In the early 20th century, a blind girl named Orin (Iwashita Shima) is adopted into a school for goze: blind female minstrels who would sing to entertain Japanese communities. When she breaches the school’s rules by having sex with a man, she is expelled – and struggles to make a meagre living on her own.
Released in 1977, Ballad of Orin is one of a string of dour, miserable dramas directed by the late Shinoda Masahiro, who died earlier this year at the age of 94. Shinoda is a key filmmaker of Japanese cinema’s ‘new wave’, alongside Oshima Nagisa. While Oshima gained a great deal of international exposure through foreign co-productions like In the Realm of the Senses, Empire of Passion, and Merry Christmas Mr Lawrence, Shinoda never achieved such fame outside of Japan. That is reflected by the broad unavailability of many of his key works internationally.
His work is well worth tracking down. They often sit in contrast with the stylised nature of Japanese films that ran through the 1950s and 1960s, and replaced that aesthetic with a much darker, and particularly more cynical depiction of both contemporary and historical drama. I have been on a journey of Shinoda’s work for a couple of years now, as I manage to track down each of his films. He has expressed historical with a powerful political verve in Assassination (1964), reframed film noir with a black and dour touch in The Petrified Forest (1973), and then handled supernatural horror with a brutal impact and gendered focus in Under the Blossoming Cherry Trees (1975).
Ballad of Orin is largely missing the cynicism of those works, but it is certainly very bleak. Orin’s life is one of misfortune and tragedy. Each miserable incident compounds upon the next, dragging her inexorably further and further into ill health and poverty. It feels inevitable, and the only element to arrest that emotional weight is Iwashita’s spirited, resilient performance. She was a regular feature of Shinoda’s films, and indeed grew so close to the director that she married him in 1967.
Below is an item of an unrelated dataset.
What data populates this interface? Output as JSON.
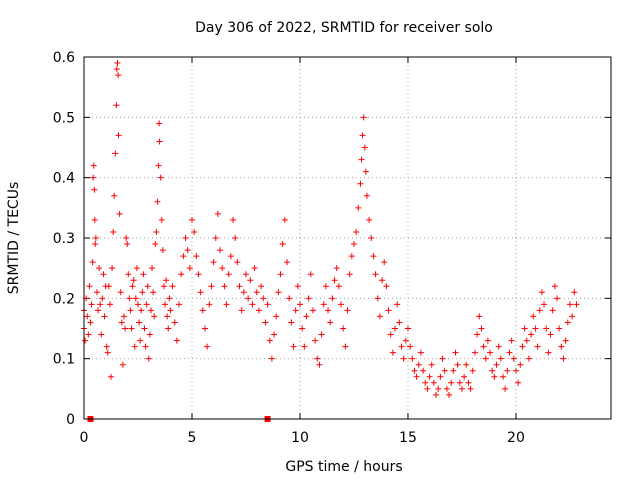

Harada Yoshio plays an itinerant wander with whom Orin travels, and the two build a somewhat complex and understated romance. It represents one of many tough, rough-hewn characters that Harada played, and Shinoda’s screenplay with Hasebe Keiji allows considerable room for the character to unfold and play out.
It is hard to consider Ballad of Orin without also thinking of Mizoguchi Kenji’s widely regarded classic The Life of Oharu (1952). Not only both films cover the life of a fallen or abandoned woman – Orin a goze, Oharu a sex worker – but Shinoda actively apes Mizoguchi’s style through the use of long takes and a tight 4:3 academy ratio for the picture. He even co-opts Mizoguchi’s frequent cinematographer Miyagawa Kazuo who, while not responsible for The Life of Oharu, did direct photography on Mizoguchi’s Ugetsu, The Woman in the Rumour, Sansho the Bailiff, and others. The film looks tremendous, and captures the cultural uncertainties of post-World War I Japan very well.
The post-war setting – much of the story is set in 1919 – also enables Shinoda to capture and comment on a turbulent period in Japanese military history, where soldiers returning from war found themselves recommissioned – and others unwillingly conscripted – to fight the Russians in eastern Siberia. Facing hostile conditions, and tired of conflict, many soldiers chose desertion – an action that offended the well-established military sense of duty and honour, and was seen as a serious risk to public morale.
Ballad of Orin is miserable, yes, but also enormously powerful. Its slow, intimate story of injustice and misfortune is tenderly captured, and powerfully expressed. It is another strong example of one of Japan’s most talented – and most underrated – 20th century filmmakers.